Scorio sat back, shaking his head. “That’s…”
“We Great Souls haven’t always been appreciated,” said Leonis, tone heavy. “The penalty for being caught shattering a crystal is to be placed on the Red List if you’re a Great Soul, or execution if not. Like I said: they take it very seriously.”
They sat in silence for a spell, and then Scorio shrugged off his growing resignation. “Can you look into it, at any rate? Just see if something occurs to you? I’d appreciate it.”
“Of course,” said Lianshi, smiling and reaching out to touch his hand. “If there’s a way, we’ll find it.”
Scorio returned her smile. “Thank you. But what of you guys? How has life at the Academy been since I was summarily banished to my death?”
Over the next hour, Lianshi and Leonis took turns regaling him with what it was like to live at the Academy. The luxurious rooms they were given with their own pool inside a picturesque grotto; the four different instructors that they worked with, the larger personalities amongst their peers; the training, the meditation, the grueling workouts, the double knock-out tournament that was about to start up soon, and the overwhelming pressure to form a team with which they could dominate the final Gauntlet run.
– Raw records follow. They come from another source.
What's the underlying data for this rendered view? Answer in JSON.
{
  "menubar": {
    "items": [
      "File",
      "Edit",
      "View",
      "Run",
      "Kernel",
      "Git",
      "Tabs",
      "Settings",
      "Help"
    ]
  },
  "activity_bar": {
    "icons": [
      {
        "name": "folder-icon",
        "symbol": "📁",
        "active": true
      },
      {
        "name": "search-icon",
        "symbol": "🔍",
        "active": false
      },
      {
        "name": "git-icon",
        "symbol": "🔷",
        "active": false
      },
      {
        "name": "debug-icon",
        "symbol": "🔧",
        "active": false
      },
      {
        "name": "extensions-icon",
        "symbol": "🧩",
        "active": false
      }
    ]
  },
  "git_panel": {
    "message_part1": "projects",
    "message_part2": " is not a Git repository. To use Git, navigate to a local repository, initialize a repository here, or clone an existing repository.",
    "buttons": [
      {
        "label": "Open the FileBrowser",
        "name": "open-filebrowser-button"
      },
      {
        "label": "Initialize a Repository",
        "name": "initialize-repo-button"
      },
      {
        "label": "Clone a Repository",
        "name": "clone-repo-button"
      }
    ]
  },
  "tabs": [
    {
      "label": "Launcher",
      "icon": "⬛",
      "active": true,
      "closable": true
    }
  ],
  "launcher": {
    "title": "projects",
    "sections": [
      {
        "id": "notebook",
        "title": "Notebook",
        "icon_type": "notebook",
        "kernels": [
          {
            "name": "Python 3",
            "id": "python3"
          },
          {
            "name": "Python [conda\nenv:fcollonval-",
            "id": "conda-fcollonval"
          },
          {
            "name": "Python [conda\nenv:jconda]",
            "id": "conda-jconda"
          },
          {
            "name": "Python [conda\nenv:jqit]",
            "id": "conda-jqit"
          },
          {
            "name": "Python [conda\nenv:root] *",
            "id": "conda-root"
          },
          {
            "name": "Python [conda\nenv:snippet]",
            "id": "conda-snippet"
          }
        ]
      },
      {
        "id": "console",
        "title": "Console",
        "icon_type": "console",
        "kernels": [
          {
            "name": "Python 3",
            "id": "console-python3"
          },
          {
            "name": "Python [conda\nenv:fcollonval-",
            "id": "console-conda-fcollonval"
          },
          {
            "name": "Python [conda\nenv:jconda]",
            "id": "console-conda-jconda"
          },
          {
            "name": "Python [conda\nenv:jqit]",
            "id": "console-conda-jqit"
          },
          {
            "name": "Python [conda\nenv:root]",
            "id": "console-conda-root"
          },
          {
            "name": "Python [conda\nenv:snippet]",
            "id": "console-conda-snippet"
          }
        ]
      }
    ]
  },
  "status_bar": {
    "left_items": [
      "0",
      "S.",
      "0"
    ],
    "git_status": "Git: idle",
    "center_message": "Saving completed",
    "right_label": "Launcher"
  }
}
“Everything is focused on that last run,” said Lianshi, leaning on one forearm, idly spinning a knife by its point over her wooden plate. “Our first was merely a gauge of our potential, but we’ve been told repeatedly that many that did the worst the first time round used that as motivation to excel, while the best often grew complacent and slipped down the rankings thereafter. Only those who place in the upper half of the cohort will be invited back to do a second year at the Academy, which is motivation enough. You get matched with elite Great Souls, and train one on one as well as go on expeditions into Hell itself.”
“And they won’t stop droning on and on about the Houses,” said Leonis, arms crossed over his chest. “Everybody’s going to get inducted into a House by the end of our training, but those who do best will be promoted to exalted levels, given the greatest opportunities, continue with elite trainers, and so forth. We’re watched at every step by House representatives, and I swear they keep track of how many hours we train, how deep we’re making our Hearts, whether we snore in our sleep—”
“You definitely snore in your sleep,” said Lianshi.